O ruim da reunião do Copom na quarta-feira está menos na decisão de
baixar os juros e mais na sucessão de trapalhadas que a antecedeu,
cometidas pela presidente, por alguns ministros e, depois, pelo
próprio Banco Central. Baixar juros é sempre bom, é saudável para a
economia, mas é preciso observar se as condições permitem. Se a
contrapartida for o descontrole da inflação, como avaliam os
analistas, é ruim, porque a população excluída - que a presidente quer
tanto incluir com o Plano Brasil Sem Miséria - será a mais castigada.
Quanto à decisão, o futuro dirá se baixar a Selic foi certo ou errado.
Neste momento, o prejuízo maior se deu no plano institucional, na
percepção de credibilidade e de autonomia do Banco Central, essenciais
para o cumprimento de sua missão. Se já havia desconfiança de
interferência do Palácio do Planalto no BC, desta vez passou a haver
certeza. E por quê?
Primeiro, está no discurso. Desde a crise de 2008 o governo e o Banco
Central têm repetido que os dois grandes trunfos a blindar o Brasil
contra os efeitos da crise são as reservas cambiais e a pujança do
mercado interno, que tem garantido consumo e crescimento. O argumento
sempre foi: a crise lá fora prejudica as exportações, mas o consumo
interno garante o crescimento. Pois bem, hoje as reservas estão em US$
350 bilhões, 75% acima de 2008. Quanto ao mercado interno, o consumo
das famílias, o emprego e a renda do trabalho continuam em alta.
Portanto, pelos dois critérios, o País está mais bem defendido do que
em 2008. Mas de repente o Copom se contradiz ao fundamentar sua
decisão na conjuntura externa, não na interna. Afinal, em que discurso
acreditar?
Há sinais de que a Ata do Copom virá com a justificativa de que o
desaquecimento doméstico está acima do esperado, o que seria
comprovado pelos números do Produto Interno Bruto (PIB) do segundo
trimestre, divulgados na sexta-feira. É certo que o PIB mostra
desaceleração da indústria em relação ao primeiro trimestre, com
variação positiva de 0,2%, e levemente negativa em 0,1% na
agropecuária. Nada que não possa ser revertido no trimestre seguinte.

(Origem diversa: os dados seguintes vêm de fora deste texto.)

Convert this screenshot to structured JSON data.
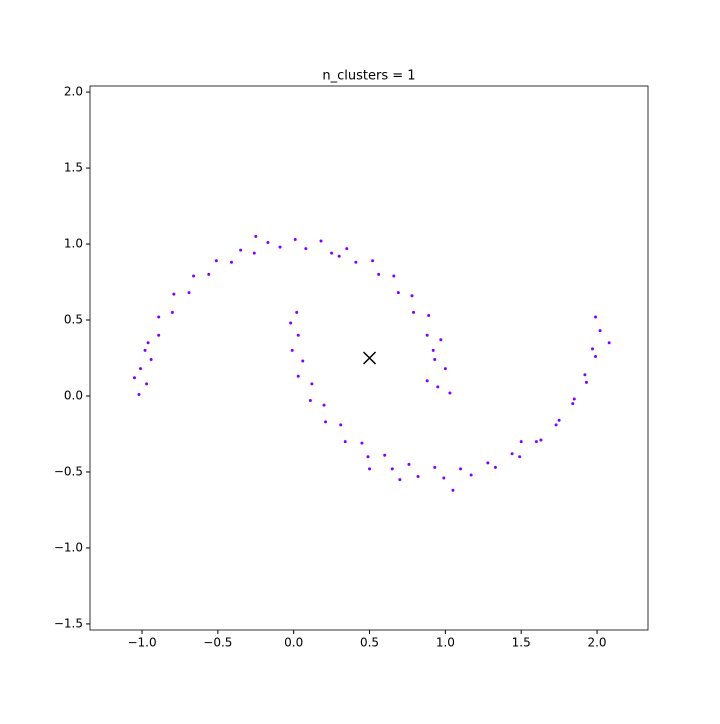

Mas o quadro está longe de ameaça de recessão, estamos falando de um
PIB que cresceu 0,8%, entre o primeiro e o segundo trimestres; e 3,6%,
ante o primeiro semestre de 2010. Portanto, não há razão para o tom
alarmista do comunicado do Copom. O Banco Central deveria é comemorar
o sucesso de suas políticas macroprudenciais para desaquecer a
economia, tão atacadas e desacreditadas pelo mercado.

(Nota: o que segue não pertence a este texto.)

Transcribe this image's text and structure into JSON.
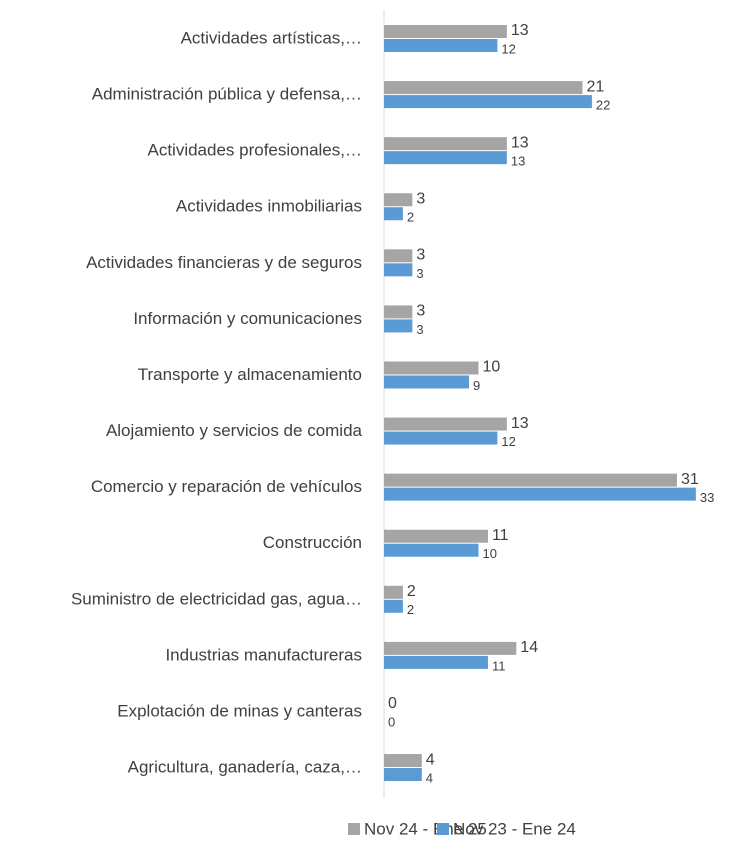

As trapalhadas. Em segundo lugar, nos dois dias que antecederam a
reunião do Copom, a presidente Dilma Rousseff e alguns de seus
ministros ensaiaram um coro coletivo em defesa da queda dos juros e
engatilharam uma série de trapalhadas que puseram em xeque a autonomia
do BC, gerando a certeza de influência do Palácio do Planalto na
decisão do Copom.
Dilma Rousseff deu a senha na manhã de segunda-feira, quando defendeu
publicamente o corte da Selic. À tarde, o ministro da Fazenda, Guido
Mantega, convocou a imprensa para anunciar que os R$ 10 bilhões de
sobra da arrecadação tributária não seriam gastos, mas poupados e
transferidos para o superávit primário. Isso tudo às vésperas da
reunião do Copom. E deu uma dica claríssima de que já conhecia a
decisão da Selic, que só viria dois dias depois: "Se vier uma situação
pior para a economia brasileira, o Banco Central estará em condições
de reagir com políticas monetárias mais expansionistas". Parecia
conhecer o conteúdo do texto do comunicado do Copom.
Ainda na segunda-feira, o ministro do Desenvolvimento, Fernando
Pimentel, reprisou a presidente Dilma: já há condições de cortar os
juros, afirmou.
Na quarta-feira, enquanto o Copom se reunia, a ministra do
Planejamento, Miriam Belchior, anunciou a proposta do Orçamento para
2012 e fez coro aos seus colegas: estão criadas as condições para
baixar os juros. E apresentou um orçamento expansionista,
contraditório com o discurso de oito meses de austeridade nos gastos
públicos: as despesas do governo vão crescer 9,8%, quase o dobro da
inflação de 5% prevista no documento.
Parece haver uma incontinência verbal neste governo.